I'm new working with spark. I would like to multiply a large number of columns of a spark dataframe by values in a vector. So far with mtcars I used a for loop and mutate_at as follows:
library(dplyr)
library(rlang)
library(sparklyr)
sc1 <- spark_connect(master = "local")
mtcars_sp = sdf_copy_to(sc1, mtcars, overwrite = TRUE)
mtcars_cols = colnames(mtcars_sp)
mtc_factors = 0:10 / 10
# mutate 1 col at a time
for (i in 1:length(mtcars_cols)) {
# set equation and print - use sym() convert a string
mtcars_eq = quo( UQ(sym(mtcars_cols[i])) * mtc_factors[i])
# mutate formula - LHS resolves to a string, RHS a quosure
mtcars_sp = mtcars_sp %>%
mutate(!!mtcars_cols[i] := !!mtcars_eq )
}
dbplyr::sql_render(mtcars_sp)
mtcars_sp
This works ok with mtcars.
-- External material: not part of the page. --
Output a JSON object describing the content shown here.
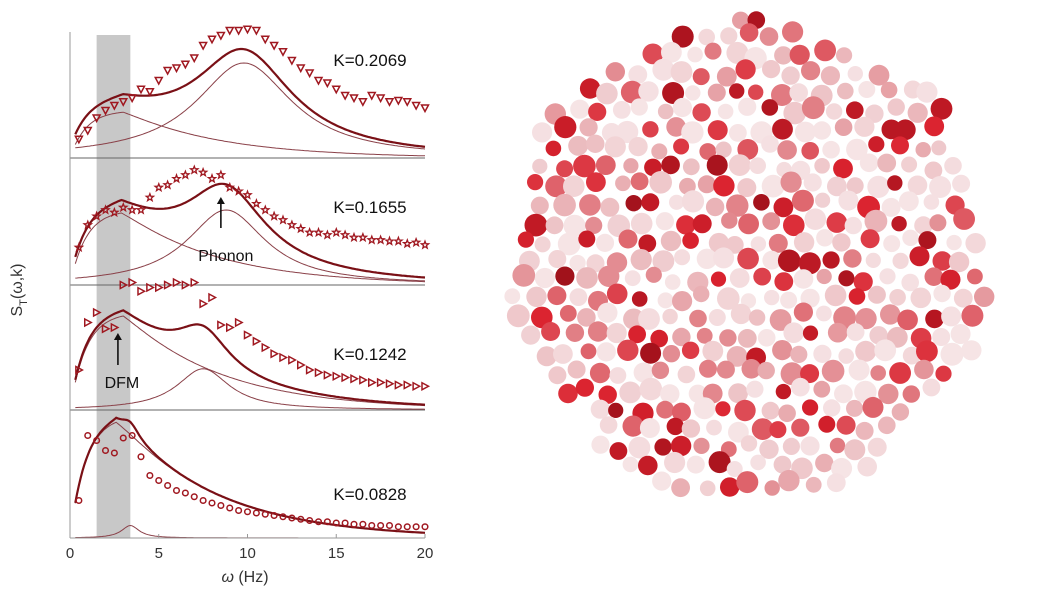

However, it results in nested SQL queries being sent to spark, as shown by the sql_render, and breaks down with many columns. Can dplyr be used to instead send a single SQL query in this case?
BTW, I'd rather not transpose the data as it would be too expensive. Any help would be much appreciated!